Policiais fazem reivindicações ao presidente Lula

Entidades representativas dos policiais e dos servidores administrativos da Polícia se reuniram para pedir ao presidente da República mais atenção com a classe. Em carta aberta, escrita nesta quinta-feira (25/3), lembram dos 66 anos que a Polícia Federal completa neste domingo (28/3), e pedem a edição de uma lei orgânica para a classe, a garantia de integralidade da aposentadoria policiais e a reestruturação da carreira e também salarial.

“Consideramos inaceitável que esses assuntos sejam tratados com a insensibilidade típica da burocracia estatal, que se nega ao diálogo e à negociação. Sobretudo, no momento em que o país se prepara estrategicamente para dois grandes eventos, a Copa do Mundo de 2014 e as Olimpíadas de 2016”, diz a carta, assinada por cinco entidades.

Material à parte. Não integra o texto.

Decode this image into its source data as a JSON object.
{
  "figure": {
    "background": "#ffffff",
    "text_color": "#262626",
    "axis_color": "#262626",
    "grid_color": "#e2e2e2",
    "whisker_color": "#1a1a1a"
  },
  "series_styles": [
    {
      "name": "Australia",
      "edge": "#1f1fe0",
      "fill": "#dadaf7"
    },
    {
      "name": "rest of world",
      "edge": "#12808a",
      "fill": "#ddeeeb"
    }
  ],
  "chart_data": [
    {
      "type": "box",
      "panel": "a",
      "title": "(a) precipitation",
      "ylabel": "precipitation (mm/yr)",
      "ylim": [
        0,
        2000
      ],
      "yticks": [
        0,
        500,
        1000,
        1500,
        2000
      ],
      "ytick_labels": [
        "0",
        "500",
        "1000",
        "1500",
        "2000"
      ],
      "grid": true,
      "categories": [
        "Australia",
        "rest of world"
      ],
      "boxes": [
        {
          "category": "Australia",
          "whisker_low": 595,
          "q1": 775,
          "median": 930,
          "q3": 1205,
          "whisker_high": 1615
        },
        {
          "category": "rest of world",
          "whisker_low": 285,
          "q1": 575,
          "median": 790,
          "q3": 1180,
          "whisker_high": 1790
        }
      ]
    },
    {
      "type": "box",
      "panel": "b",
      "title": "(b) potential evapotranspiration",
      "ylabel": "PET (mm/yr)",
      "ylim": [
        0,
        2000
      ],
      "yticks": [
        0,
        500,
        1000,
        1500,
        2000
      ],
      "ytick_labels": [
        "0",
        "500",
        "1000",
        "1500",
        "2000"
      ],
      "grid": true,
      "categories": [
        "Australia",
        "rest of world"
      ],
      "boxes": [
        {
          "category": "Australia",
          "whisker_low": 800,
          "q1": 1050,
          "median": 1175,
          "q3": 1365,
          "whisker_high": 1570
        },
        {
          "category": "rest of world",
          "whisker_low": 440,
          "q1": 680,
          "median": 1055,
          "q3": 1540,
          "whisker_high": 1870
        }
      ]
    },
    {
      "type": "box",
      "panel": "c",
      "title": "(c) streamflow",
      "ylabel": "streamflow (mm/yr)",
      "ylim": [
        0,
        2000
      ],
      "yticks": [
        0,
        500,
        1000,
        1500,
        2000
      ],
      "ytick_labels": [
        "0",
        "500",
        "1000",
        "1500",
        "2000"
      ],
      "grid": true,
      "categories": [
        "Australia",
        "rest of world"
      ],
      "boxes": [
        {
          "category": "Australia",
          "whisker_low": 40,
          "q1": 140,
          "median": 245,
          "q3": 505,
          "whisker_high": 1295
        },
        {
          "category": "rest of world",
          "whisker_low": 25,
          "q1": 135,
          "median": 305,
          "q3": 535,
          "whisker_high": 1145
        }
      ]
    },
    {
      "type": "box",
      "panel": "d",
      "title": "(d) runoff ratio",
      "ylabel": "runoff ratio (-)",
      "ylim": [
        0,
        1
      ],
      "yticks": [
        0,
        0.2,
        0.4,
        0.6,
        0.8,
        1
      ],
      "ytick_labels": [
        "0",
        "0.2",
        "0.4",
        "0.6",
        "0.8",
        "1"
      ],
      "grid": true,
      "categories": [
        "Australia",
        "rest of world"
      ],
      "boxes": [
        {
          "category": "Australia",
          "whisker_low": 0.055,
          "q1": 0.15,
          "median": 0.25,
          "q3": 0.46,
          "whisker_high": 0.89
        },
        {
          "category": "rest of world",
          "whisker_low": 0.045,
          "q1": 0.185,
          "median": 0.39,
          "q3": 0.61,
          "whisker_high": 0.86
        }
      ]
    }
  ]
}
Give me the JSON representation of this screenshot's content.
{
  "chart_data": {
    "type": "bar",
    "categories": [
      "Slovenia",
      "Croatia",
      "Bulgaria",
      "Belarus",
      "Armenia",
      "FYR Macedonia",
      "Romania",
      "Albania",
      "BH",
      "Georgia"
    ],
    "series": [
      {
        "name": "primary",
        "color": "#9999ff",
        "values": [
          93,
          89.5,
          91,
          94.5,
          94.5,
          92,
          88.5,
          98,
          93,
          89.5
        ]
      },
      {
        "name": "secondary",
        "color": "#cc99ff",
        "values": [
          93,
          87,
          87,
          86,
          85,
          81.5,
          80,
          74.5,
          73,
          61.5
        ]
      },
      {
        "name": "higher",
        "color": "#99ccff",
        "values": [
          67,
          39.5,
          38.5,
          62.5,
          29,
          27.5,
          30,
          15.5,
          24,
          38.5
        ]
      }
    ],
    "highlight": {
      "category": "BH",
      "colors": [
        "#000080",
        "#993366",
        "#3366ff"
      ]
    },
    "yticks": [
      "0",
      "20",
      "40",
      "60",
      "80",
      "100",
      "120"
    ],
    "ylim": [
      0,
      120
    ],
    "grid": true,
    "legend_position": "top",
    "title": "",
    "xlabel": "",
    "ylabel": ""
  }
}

A Federação Nacional dos Policiais Federais (Fenapef), uma das entidades que se reuniram para editar a carta, em Assembleia Geral Extraordinária, realizada em Brasília, nos dias 24 e 25 de março, aprovou indicativo de greve da categoria. As lideranças sindicais já marcaram a primeira paralisação para o próximo dia 14 de abril.

Segundo a Fenapef, nos próximos dias, a decisão será confirmada em assembleias estaduais dos sindicatos de todo o país, quando serão discutidas estratégias de mobilização e o calendário de novas paralisações, que deverão comprometer as investigações e operações em curso e também atingirão todas as unidades da PF, incluindo os postos de fiscalização nas fronteiras, portos e aeroportos.

Marcos Vinício de Souza Wink, presidente da Fenapef, diz que a decisão reflete a insatisfação generalizada dos policiais federais com o tratamento dispensado pelo governo federal à categoria dos policiais federais e servidores administrativos da instituição. “Nos últimos anos, entre todas as carreiras típicas de Estado, os policiais federais foram os mais desprestigiados em termos de reestruturação salarial”, afirma Wink.

Em março de 2009, uma proposta de recomposição salarial dos servidores da PF chegou a ser encaminhada pelo Ministério da Justiça e se encontra engavetada no Ministério do Planejamento. No último dia 22, o governador interino do Distrito Federal encaminhou ao governo federal uma proposta de reestruturação das carreiras das polícias Civil, Militar e Corpo de Bombeiros.

A Fenapef apresentou um estudo comparativo da evolução salarial de diversas categorias do funcionalismo público federal, com base em dados do próprio governo, elaborado pelos Sindicatos dos Policiais Federais em Minas Gerais e no Distrito Federal. O estudo será debatido pelos policiais nas assembleias estaduais e servirá como parâmetro da proposta de reestruturação salarial, a ser apresentada ao governo.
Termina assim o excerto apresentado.